Still not going to beg her for forgiveness.

Ican’t.

I tie my skates, strap on my shin guards, tug up my socks and pants then move on to my shoulder and elbow pads, my jersey and helmet. My gloves.

But it’s all by rote.

All fucking bullshit.

Because I’m not here, not really.

I skate.

I shoot.

I backcheck.

I score a goal.

Then I do the whole damned thing again.

But none of it means anything—the win, the goals, the good plays.
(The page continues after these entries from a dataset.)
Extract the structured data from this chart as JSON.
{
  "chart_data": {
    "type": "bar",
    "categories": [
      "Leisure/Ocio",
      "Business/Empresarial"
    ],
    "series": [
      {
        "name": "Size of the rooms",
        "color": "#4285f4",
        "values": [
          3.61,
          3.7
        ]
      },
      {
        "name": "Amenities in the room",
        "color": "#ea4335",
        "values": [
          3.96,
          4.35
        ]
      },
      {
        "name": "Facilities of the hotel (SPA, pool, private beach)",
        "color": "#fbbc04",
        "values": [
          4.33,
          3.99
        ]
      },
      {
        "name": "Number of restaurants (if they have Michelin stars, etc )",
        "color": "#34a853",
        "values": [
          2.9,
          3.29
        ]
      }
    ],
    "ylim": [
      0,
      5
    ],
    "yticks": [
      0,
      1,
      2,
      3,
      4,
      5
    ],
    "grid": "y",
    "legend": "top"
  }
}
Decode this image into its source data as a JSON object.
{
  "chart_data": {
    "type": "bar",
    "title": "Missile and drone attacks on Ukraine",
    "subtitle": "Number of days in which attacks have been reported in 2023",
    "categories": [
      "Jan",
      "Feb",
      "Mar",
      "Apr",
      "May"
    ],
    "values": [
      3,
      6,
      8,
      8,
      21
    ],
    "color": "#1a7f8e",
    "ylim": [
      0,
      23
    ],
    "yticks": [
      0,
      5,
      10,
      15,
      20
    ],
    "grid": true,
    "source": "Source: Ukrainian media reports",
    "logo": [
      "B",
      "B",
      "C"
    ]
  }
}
Because the entire time all I can think is…

She flies out tonight.

And even though every cell in my body is screaming at me to go after her?—

I know I have to let her go anyway.

For all our sakes.

Thirty-Nine

Finn

Rhodes played well tonight.

Two goals and dominating the ice with an intensity that took my breath away.

I probably shouldn’t have watched.

But part of me needed to say goodbye…even if it was through a television screen.

Plus, Jean-Michel was at the game, wouldn’t be flying out until it was over.

I needed to know when it would end so I could properly time my arrival at the airport, right?

Sure.

Now I’m aboard his private jet, his wife Tiff sitting across from me while he talks on the phone.

The flight attendants bustle around and the pilots are in the cockpit, doing whatever checks they need to do before takeoff.